When I asked them how it felt to be part of such an amazing creative community, they said,
”Being part of this community now and seeing all the folks who come out to our shows is incredible. Each show I’m surprised by the excitement in the audience and the compliments we receive after the shows.”
A Cake Boys show is an experience. I always leave feeling lighter, more positive, and hopeful for the quirky, the creative, and the sensitive, the brazen, and the shy.
For me the most amazing part of being a photographer is the ability to shoot subjects I am attracted to. I feel a strong pull towards performers due to their creativity, bravery, vulnerability, and how that translates to photographs. I am forever in awe of people that can be so fearless in their expression. I truly love the fluidity of gender, and character roles and the freedom with which individuals express their identities. I would say that I feel a connection to drag kings because, while I am not brave enough to be a performer, in my everyday life I feel a strength and confidence dressing in a more traditionally masculine style.
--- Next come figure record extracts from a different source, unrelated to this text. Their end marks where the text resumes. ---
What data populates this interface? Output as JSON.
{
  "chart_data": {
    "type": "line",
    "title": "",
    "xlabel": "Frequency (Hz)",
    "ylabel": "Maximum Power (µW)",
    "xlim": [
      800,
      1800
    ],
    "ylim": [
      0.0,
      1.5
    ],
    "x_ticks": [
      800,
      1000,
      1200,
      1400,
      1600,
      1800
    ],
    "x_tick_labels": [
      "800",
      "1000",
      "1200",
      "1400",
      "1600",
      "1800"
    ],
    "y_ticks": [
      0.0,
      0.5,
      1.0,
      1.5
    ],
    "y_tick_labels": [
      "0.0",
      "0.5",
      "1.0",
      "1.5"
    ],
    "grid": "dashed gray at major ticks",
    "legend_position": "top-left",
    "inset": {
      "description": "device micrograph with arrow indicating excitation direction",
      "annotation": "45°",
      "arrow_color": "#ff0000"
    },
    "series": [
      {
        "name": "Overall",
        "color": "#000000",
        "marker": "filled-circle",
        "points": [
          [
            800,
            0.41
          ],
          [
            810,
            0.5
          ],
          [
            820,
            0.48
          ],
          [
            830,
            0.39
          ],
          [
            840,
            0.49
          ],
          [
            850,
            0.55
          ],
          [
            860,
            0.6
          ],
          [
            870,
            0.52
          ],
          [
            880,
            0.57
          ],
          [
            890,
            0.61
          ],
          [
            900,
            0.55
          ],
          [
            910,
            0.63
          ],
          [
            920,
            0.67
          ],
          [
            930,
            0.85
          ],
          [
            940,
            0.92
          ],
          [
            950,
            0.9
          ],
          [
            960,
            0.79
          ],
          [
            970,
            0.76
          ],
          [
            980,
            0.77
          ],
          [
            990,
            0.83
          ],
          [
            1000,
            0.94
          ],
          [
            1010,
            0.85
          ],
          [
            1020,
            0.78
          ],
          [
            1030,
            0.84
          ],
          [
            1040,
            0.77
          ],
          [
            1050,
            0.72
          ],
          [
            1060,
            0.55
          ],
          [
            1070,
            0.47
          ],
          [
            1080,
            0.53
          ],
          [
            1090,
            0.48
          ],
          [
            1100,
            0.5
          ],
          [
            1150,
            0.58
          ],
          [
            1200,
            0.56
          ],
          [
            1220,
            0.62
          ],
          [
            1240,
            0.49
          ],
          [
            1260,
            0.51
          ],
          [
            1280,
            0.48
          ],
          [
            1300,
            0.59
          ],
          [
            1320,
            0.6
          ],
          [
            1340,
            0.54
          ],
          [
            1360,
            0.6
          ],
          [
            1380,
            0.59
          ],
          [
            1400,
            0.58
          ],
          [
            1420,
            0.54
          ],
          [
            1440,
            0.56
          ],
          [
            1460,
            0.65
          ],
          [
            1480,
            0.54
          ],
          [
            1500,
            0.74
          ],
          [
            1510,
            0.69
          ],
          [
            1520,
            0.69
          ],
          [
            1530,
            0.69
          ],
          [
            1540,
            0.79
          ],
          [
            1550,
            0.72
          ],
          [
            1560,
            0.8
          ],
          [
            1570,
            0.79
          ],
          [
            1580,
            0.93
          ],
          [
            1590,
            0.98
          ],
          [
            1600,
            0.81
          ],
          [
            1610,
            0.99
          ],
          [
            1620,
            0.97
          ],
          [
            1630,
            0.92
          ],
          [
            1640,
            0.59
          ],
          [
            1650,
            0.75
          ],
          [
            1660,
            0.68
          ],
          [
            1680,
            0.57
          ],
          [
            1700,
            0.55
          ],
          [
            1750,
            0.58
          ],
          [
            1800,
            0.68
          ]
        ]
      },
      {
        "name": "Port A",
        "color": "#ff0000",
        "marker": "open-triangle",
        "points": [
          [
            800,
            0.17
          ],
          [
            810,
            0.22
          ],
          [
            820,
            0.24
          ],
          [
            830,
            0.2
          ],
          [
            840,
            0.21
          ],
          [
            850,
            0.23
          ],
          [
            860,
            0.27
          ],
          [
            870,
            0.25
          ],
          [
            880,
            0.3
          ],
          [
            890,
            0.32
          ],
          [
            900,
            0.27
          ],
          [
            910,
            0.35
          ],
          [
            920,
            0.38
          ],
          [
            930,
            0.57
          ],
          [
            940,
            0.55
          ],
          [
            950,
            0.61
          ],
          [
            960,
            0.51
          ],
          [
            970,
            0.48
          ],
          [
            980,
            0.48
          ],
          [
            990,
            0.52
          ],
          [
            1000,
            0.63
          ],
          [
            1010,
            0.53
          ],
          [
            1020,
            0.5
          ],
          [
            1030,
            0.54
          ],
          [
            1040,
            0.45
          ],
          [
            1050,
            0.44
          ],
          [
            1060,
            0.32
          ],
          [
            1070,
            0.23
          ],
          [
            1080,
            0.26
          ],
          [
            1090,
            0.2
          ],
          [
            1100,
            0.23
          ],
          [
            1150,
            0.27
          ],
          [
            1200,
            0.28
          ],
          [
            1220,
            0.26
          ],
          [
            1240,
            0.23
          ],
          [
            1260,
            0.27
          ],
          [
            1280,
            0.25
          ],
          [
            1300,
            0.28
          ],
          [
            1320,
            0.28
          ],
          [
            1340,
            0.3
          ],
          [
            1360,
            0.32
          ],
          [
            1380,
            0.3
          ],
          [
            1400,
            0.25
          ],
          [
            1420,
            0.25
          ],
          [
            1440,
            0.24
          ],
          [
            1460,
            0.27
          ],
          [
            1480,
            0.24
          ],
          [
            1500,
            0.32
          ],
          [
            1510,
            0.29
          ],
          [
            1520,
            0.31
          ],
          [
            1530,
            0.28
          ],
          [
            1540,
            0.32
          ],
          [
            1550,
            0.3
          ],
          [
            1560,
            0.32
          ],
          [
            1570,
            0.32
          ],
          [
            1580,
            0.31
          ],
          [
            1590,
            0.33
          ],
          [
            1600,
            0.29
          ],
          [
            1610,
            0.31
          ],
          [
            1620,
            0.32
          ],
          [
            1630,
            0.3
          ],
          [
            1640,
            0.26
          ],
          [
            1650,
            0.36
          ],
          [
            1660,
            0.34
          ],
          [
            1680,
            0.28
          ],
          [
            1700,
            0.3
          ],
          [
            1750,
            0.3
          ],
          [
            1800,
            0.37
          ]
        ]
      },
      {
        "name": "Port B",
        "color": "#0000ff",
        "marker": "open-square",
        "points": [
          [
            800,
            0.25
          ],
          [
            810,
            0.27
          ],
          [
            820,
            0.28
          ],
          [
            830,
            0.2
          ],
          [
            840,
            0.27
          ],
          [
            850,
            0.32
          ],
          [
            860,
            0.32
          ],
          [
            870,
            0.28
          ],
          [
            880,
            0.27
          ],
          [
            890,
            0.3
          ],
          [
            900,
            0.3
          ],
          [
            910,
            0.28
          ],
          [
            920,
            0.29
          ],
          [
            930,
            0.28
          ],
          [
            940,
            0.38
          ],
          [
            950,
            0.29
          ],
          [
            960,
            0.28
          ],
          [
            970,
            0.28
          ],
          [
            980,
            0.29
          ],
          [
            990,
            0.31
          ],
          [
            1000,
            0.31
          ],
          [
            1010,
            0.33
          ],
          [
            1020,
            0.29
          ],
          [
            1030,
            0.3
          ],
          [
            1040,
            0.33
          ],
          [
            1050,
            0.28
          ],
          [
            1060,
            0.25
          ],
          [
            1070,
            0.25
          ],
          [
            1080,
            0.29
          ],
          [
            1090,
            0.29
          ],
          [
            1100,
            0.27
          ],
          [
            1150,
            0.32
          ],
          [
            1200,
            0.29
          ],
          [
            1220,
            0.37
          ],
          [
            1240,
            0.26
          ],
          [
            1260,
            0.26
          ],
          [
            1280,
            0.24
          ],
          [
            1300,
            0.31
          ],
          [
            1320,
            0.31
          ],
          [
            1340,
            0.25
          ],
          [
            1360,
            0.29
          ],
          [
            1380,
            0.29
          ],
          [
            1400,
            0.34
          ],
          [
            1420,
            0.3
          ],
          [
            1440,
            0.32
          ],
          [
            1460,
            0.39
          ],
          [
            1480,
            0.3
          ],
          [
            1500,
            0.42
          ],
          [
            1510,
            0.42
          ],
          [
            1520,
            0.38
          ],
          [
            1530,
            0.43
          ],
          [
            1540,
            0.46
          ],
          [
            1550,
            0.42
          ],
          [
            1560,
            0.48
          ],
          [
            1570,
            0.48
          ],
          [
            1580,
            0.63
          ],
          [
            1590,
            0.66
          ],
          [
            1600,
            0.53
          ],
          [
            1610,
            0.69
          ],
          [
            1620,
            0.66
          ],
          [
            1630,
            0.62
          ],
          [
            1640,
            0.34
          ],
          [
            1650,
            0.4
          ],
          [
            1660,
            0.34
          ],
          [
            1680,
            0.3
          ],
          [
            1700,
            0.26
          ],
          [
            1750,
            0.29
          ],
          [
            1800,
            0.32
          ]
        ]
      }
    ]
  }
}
As simple as always preferring pants to skirts and dresses, sneakers to heels, and continuously searching for the perfect suit.
As Murray Hill would say,
“For me it’s all about the suit, professionally and personally. A suit has always been armor, a shield, and a superhero cape.” And who doesn’t want to feel like being comfortable in their own skin makes them a superhero?
And who doesn’t want to feel like being comfortable in their own skin makes them a superhero?